冬夜の望んだ様に普段と同じ平気な様子を見せるのなら言われた通りに帰るべきだ。けれど名残惜しくてなかなか傍らを離れられない。

しばらく穏やかに眠る冬夜の寝顔を眺めていると不意に廊下の灯りが差し込んだ。開いた扉に目を向けるとそこには小さな侵入者がいた。

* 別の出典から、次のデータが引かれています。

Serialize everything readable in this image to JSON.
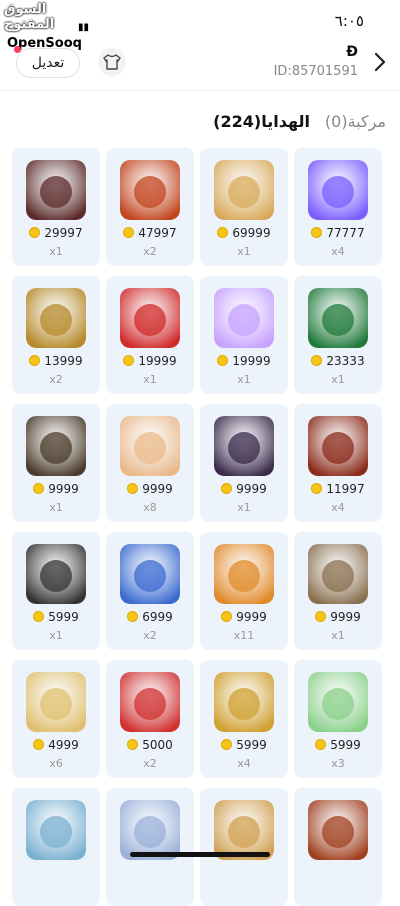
{
  "status": {
    "time": "٦:٠٥"
  },
  "watermark": {
    "arabic": "السوق المفتوح",
    "english": "OpenSooq"
  },
  "header": {
    "edit_label": "تعديل",
    "user_name": "Ɖ",
    "user_id": "ID:85701591"
  },
  "tabs": {
    "gifts": "الهدايا(224)",
    "cars": "مركبة(0)"
  },
  "gifts": [
    {
      "price": "77777",
      "count": "x4",
      "icon": "rocket-icon",
      "color": "#7a5cff"
    },
    {
      "price": "69999",
      "count": "x1",
      "icon": "lion-icon",
      "color": "#d8a95a"
    },
    {
      "price": "47997",
      "count": "x2",
      "icon": "eagle-icon",
      "color": "#c2451e"
    },
    {
      "price": "29997",
      "count": "x1",
      "icon": "emblem-icon",
      "color": "#5b2a2a"
    },
    {
      "price": "23333",
      "count": "x1",
      "icon": "saudi-flag-icon",
      "color": "#1f7a3a"
    },
    {
      "price": "19999",
      "count": "x1",
      "icon": "ferris-wheel-icon",
      "color": "#c7a2ff"
    },
    {
      "price": "19999",
      "count": "x1",
      "icon": "cobra-car-icon",
      "color": "#d02a2a"
    },
    {
      "price": "13999",
      "count": "x2",
      "icon": "gold-car-icon",
      "color": "#b58a2a"
    },
    {
      "price": "11997",
      "count": "x4",
      "icon": "fire-emblem-icon",
      "color": "#8a2a1a"
    },
    {
      "price": "9999",
      "count": "x1",
      "icon": "stage-icon",
      "color": "#3a2a4a"
    },
    {
      "price": "9999",
      "count": "x8",
      "icon": "quran-icon",
      "color": "#e9b98a"
    },
    {
      "price": "9999",
      "count": "x1",
      "icon": "lion-portrait-icon",
      "color": "#4a3a2a"
    },
    {
      "price": "9999",
      "count": "x1",
      "icon": "armored-lion-icon",
      "color": "#8a7050"
    },
    {
      "price": "9999",
      "count": "x11",
      "icon": "lion-head-icon",
      "color": "#e08a2a"
    },
    {
      "price": "6999",
      "count": "x2",
      "icon": "palace-icon",
      "color": "#3a6ad0"
    },
    {
      "price": "5999",
      "count": "x1",
      "icon": "suit-icon",
      "color": "#333333"
    },
    {
      "price": "5999",
      "count": "x3",
      "icon": "bottle-icon",
      "color": "#8ad08a"
    },
    {
      "price": "5999",
      "count": "x4",
      "icon": "lion-knight-icon",
      "color": "#d0a030"
    },
    {
      "price": "5000",
      "count": "x2",
      "icon": "boxing-gloves-icon",
      "color": "#d03030"
    },
    {
      "price": "4999",
      "count": "x6",
      "icon": "golden-eagle-icon",
      "color": "#e0c070"
    },
    {
      "price": "",
      "count": "",
      "icon": "lion-sale-icon",
      "color": "#a04020"
    },
    {
      "price": "",
      "count": "",
      "icon": "dagger-icon",
      "color": "#d0a050"
    },
    {
      "price": "",
      "count": "",
      "icon": "city-icon",
      "color": "#9ab0d8"
    },
    {
      "price": "",
      "count": "",
      "icon": "mosque-icon",
      "color": "#7ab0d0"
    }
  ]
}
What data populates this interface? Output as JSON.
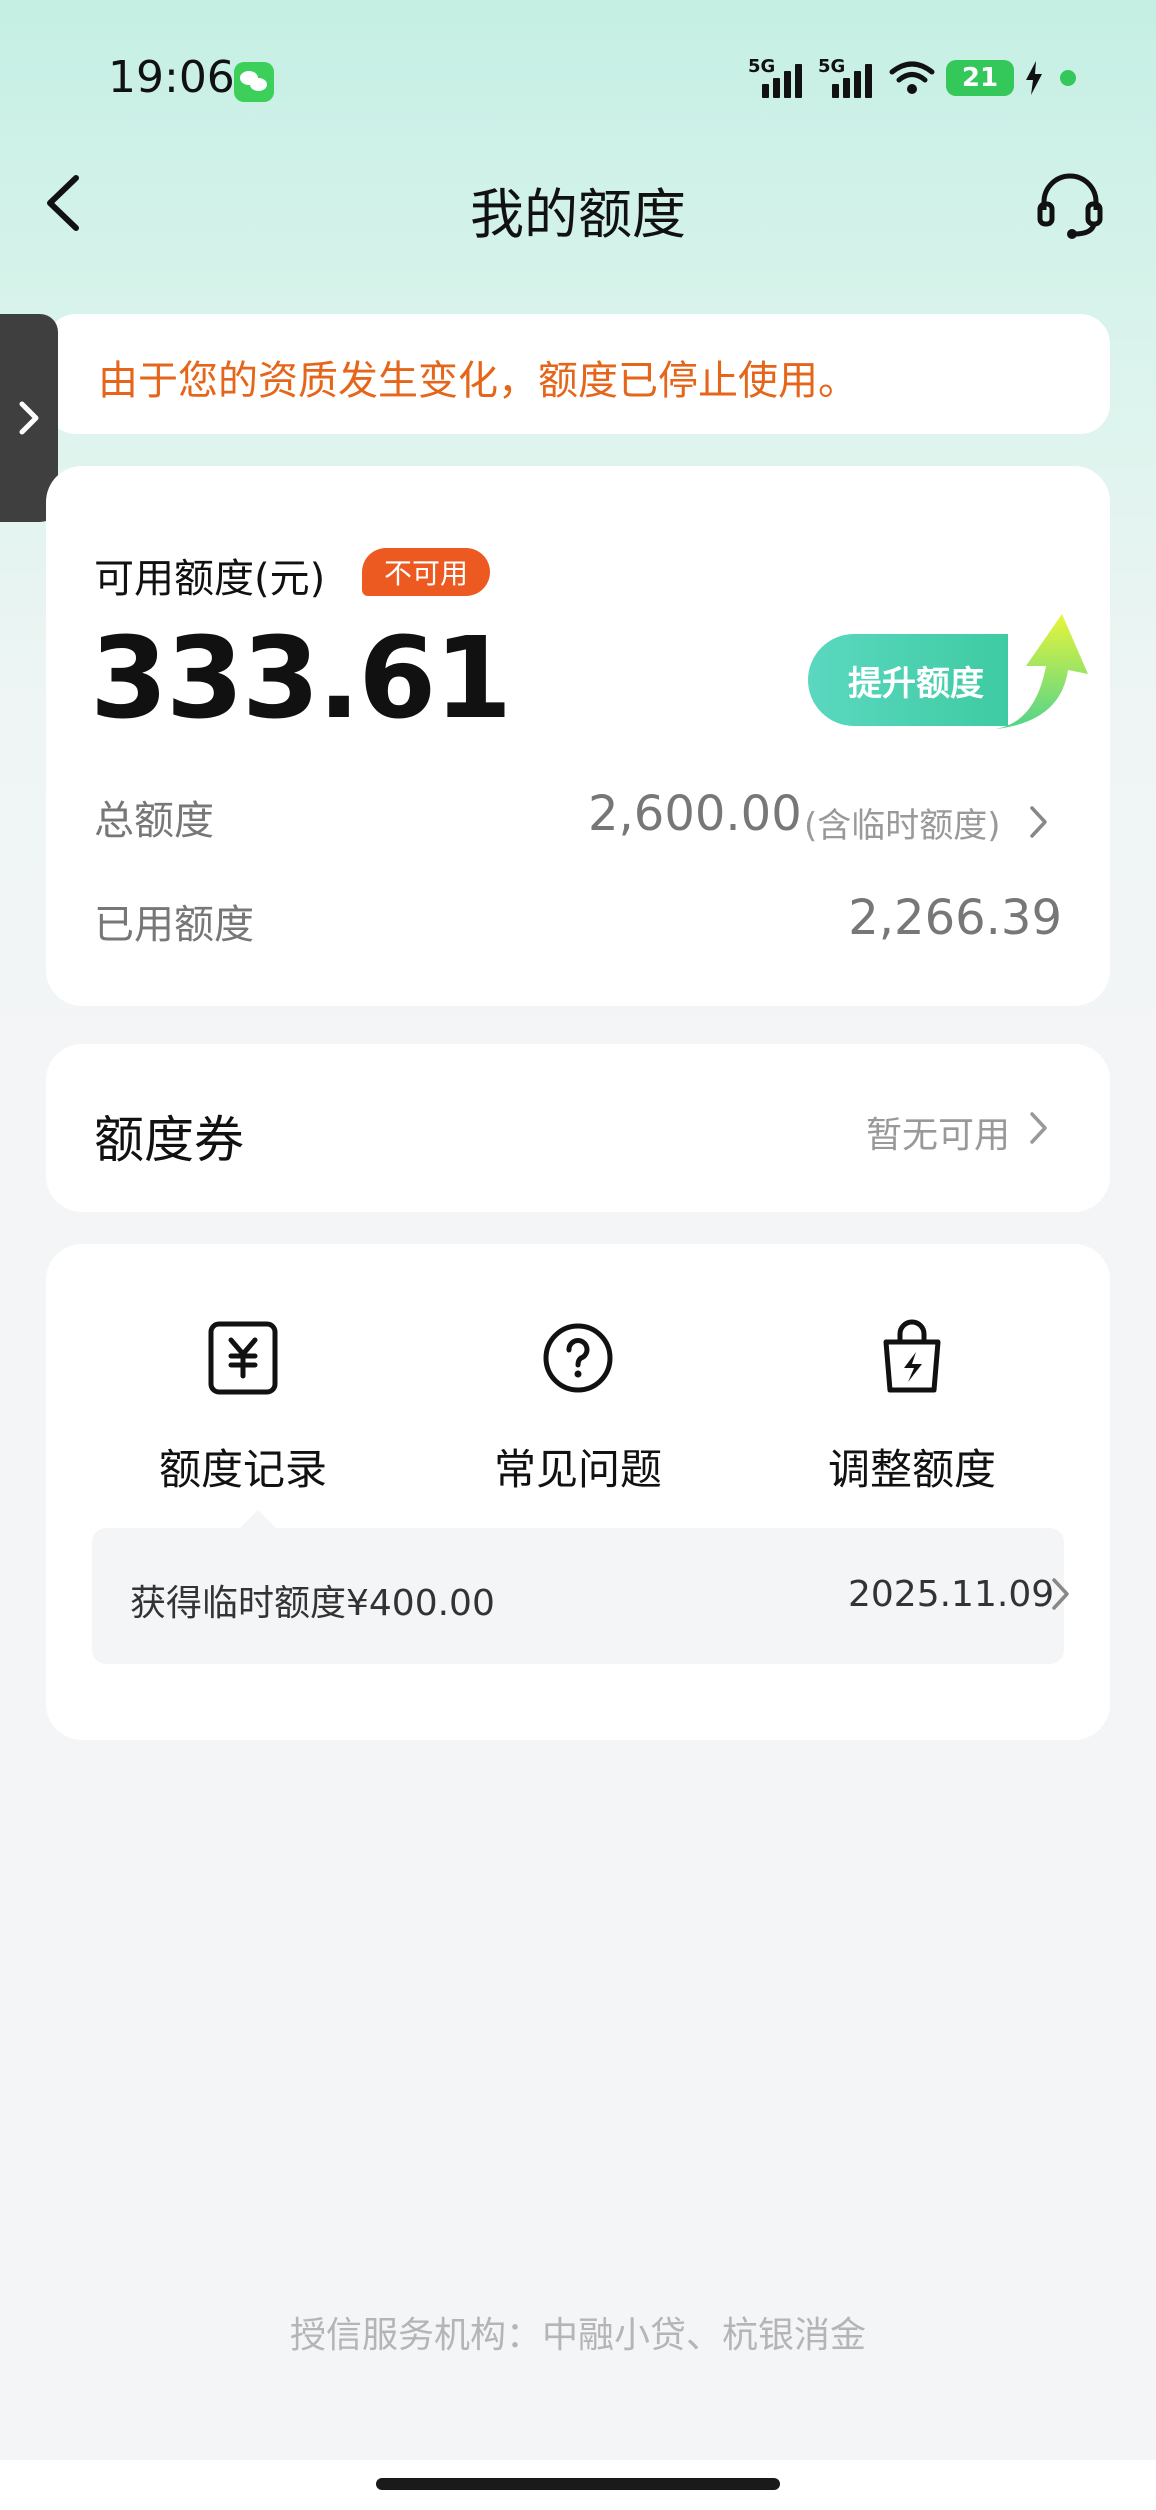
{
  "status_bar": {
    "time": "19:06",
    "signal_1": "5G",
    "signal_2": "5G",
    "battery": "21",
    "icons": [
      "wechat-icon",
      "cellular-icon",
      "wifi-icon",
      "battery-icon",
      "charging-icon"
    ]
  },
  "header": {
    "title": "我的额度",
    "back_icon": "chevron-left-icon",
    "service_icon": "headset-icon"
  },
  "notice": {
    "text": "由于您的资质发生变化，额度已停止使用。"
  },
  "credit": {
    "available_label": "可用额度(元)",
    "status_badge": "不可用",
    "available_amount": "333.61",
    "raise_button": "提升额度",
    "total_label": "总额度",
    "total_value": "2,600.00",
    "total_note": "(含临时额度)",
    "used_label": "已用额度",
    "used_value": "2,266.39"
  },
  "coupon": {
    "title": "额度券",
    "status": "暂无可用"
  },
  "actions": {
    "items": [
      {
        "label": "额度记录",
        "icon": "yen-document-icon"
      },
      {
        "label": "常见问题",
        "icon": "question-circle-icon"
      },
      {
        "label": "调整额度",
        "icon": "bolt-bag-icon"
      }
    ],
    "latest_record": {
      "text": "获得临时额度¥400.00",
      "date": "2025.11.09"
    }
  },
  "footer": {
    "institutions": "授信服务机构：中融小贷、杭银消金"
  },
  "colors": {
    "notice_text": "#e5661a",
    "badge": "#ec5a21",
    "accent_green": "#3ecba2",
    "header_bg": "#c5efe4"
  }
}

俺に目もくれず寝ぼけたままベッドに手をかける。せっかく眠ったのに、とつい膝の上に抱き上げた。

「あれぇ?おにいちゃんなんでいるの?」

急に掴まれたにも関わらずディノは怖がりもしないで寝ぼけながらも俺を認識するとそのままうつらうつらとし始めた。

「冬夜を送ってきた。お前は?」

「でぃのねぇとおやのかおがみたかったの……でもおにいちゃん、とおやのにおいがする。」

そう言うとおおきな欠伸を一つして腕の中に収まって眠ってしまった。さっきまで俺の腕の中にいたから香りが残っていたのかも知れない。こんな姿キールが見たら大笑いしそうだ。

「俺の代わりに傍にいてやってくれ、頼んだぞ。」

眠ったディノにそう言い聞かせ冬夜の隣に小さな身体を差し入れた。

「ん……ディノ?来てくれたの?ふふっ……。」

さっき俺が触ってもピクリともしなかった癖に寝ぼけながら小さな侵入者を警戒もせずふわりと抱き込んでおでこにキスを落とすと満足そうに笑って再び寝息を立て始める。

やっぱりここが冬夜の大切な居場所なのだと目の当たりにした俺は小さなディノに冬夜を託し騎士服を着て再び院長の元へ向かった。